Ein Bild, das allerdings nur zu kleinen Teilen stimmt und den bedeutenderen Teil von Althussers Schaffen, seine gegen jeden letzten Grund, gegen jeden Grund des Grundes und jede Suche nach dem Fundament aller Fundamente gerichtetes Denken verdeckt. Der Soziologe Oliver Marchart hat in seiner großartig fairen Studie zur "postfundamentalistischen Theorie der Gesellschaft", die unter dem Titel "Das unmögliche Objekt" 2013 bei Suhrkamp erschienen ist, die Ambivalenz Althussers herausgearbeitet. Althussers Kampf, der zuerst ein Kampf an der Theoriefront in der Philosophie war und im Wesentlichen blieb, richtete sich demnach vor allem gegen den Ökonomismus des orthodoxen und vulgären Marxismus. Althussers Neulektüre der Schriften von Marx entsprang der Erkenntnis, dass man nach Stalin nicht einfach so tun könne, als sei nichts geschehen; und dass man nichts begriffen habe, wenn man eine politische Niederlage nur auf die Stärke des Gegners zurückführe. Die Gründe seien in der Schwäche des eigenen Projektes zu suchen. Und für Althusser war das immer eine Schwäche des Denkens und nicht der Organisationsstruktur von Parteien oder Gewerkschaften. Im Denken des orthodoxen Marxismus fand er diese Schwäche in der Vorstellung, die Ökonomie sei die alles bedingende Kraft, die "letzte Instanz", die alles Wirkliche bestimme.
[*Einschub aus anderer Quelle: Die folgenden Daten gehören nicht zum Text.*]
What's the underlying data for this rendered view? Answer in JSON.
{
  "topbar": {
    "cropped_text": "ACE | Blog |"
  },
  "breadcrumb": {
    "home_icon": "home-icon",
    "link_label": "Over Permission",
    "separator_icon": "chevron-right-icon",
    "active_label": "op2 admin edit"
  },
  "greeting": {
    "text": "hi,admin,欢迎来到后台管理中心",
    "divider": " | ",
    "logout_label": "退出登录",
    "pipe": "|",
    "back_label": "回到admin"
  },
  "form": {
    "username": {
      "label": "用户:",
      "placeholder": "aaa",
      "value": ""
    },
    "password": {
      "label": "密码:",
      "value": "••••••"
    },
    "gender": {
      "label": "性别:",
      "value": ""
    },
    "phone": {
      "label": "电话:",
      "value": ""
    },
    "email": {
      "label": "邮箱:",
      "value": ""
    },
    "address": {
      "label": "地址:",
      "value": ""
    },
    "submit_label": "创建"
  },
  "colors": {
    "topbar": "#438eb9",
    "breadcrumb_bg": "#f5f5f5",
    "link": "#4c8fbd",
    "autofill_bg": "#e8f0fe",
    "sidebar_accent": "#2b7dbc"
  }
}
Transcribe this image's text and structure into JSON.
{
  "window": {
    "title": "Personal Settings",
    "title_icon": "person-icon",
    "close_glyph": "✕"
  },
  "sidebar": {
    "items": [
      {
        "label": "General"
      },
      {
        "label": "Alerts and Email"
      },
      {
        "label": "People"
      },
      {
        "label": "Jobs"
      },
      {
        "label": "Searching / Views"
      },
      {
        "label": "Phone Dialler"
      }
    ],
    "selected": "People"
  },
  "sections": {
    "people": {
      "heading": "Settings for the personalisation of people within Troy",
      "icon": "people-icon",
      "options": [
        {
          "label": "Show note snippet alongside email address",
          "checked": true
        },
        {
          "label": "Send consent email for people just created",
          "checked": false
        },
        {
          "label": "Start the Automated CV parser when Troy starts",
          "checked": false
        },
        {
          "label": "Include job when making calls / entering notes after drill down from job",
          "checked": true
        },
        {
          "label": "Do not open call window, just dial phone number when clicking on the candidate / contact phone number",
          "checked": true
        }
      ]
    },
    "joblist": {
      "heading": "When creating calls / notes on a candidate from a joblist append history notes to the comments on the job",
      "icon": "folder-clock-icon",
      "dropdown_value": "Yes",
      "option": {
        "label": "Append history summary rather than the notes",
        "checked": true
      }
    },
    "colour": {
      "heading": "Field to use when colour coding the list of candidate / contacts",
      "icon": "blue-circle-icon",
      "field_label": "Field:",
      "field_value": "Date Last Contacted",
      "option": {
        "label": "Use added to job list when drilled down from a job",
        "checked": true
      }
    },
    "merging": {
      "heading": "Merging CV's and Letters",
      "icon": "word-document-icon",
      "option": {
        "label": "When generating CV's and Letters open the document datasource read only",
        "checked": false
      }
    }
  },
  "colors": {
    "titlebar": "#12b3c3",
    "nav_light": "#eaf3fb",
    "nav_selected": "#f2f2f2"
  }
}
"Die einsame Stunde der ,letzten Instanz' schlägt nie, weder im ersten noch im letzten Augenblick", schrieb er in "Für Marx", einem Buch, das ebenfalls 1965 in Paris erschienen war. Im Grunde hatte Althusser damit das marxistische Basis-Überbau-Modell wenn nicht verabschiedet, so doch die darin enthaltene Kausalität stark relativiert. Die Basis, das Ökonomische, konnte also nicht mehr allein für alles, was im Überbau - der Kultur, der Regierung, des Rechts oder nur des morgendlichen Aufstehens oder Liegenbleibens - geschieht, verantwortlich gemacht werden. Man sehe in der Geschichte nie, dass die Überbauten "sich respektvoll zurückziehen, wenn sie ihr Werk vollbracht haben (. . .), um auf dem königlichen Weg der Dialektik ihre Majestät die Ökonomie voranschreiten zu lassen, weil die Zeit gekommen wäre".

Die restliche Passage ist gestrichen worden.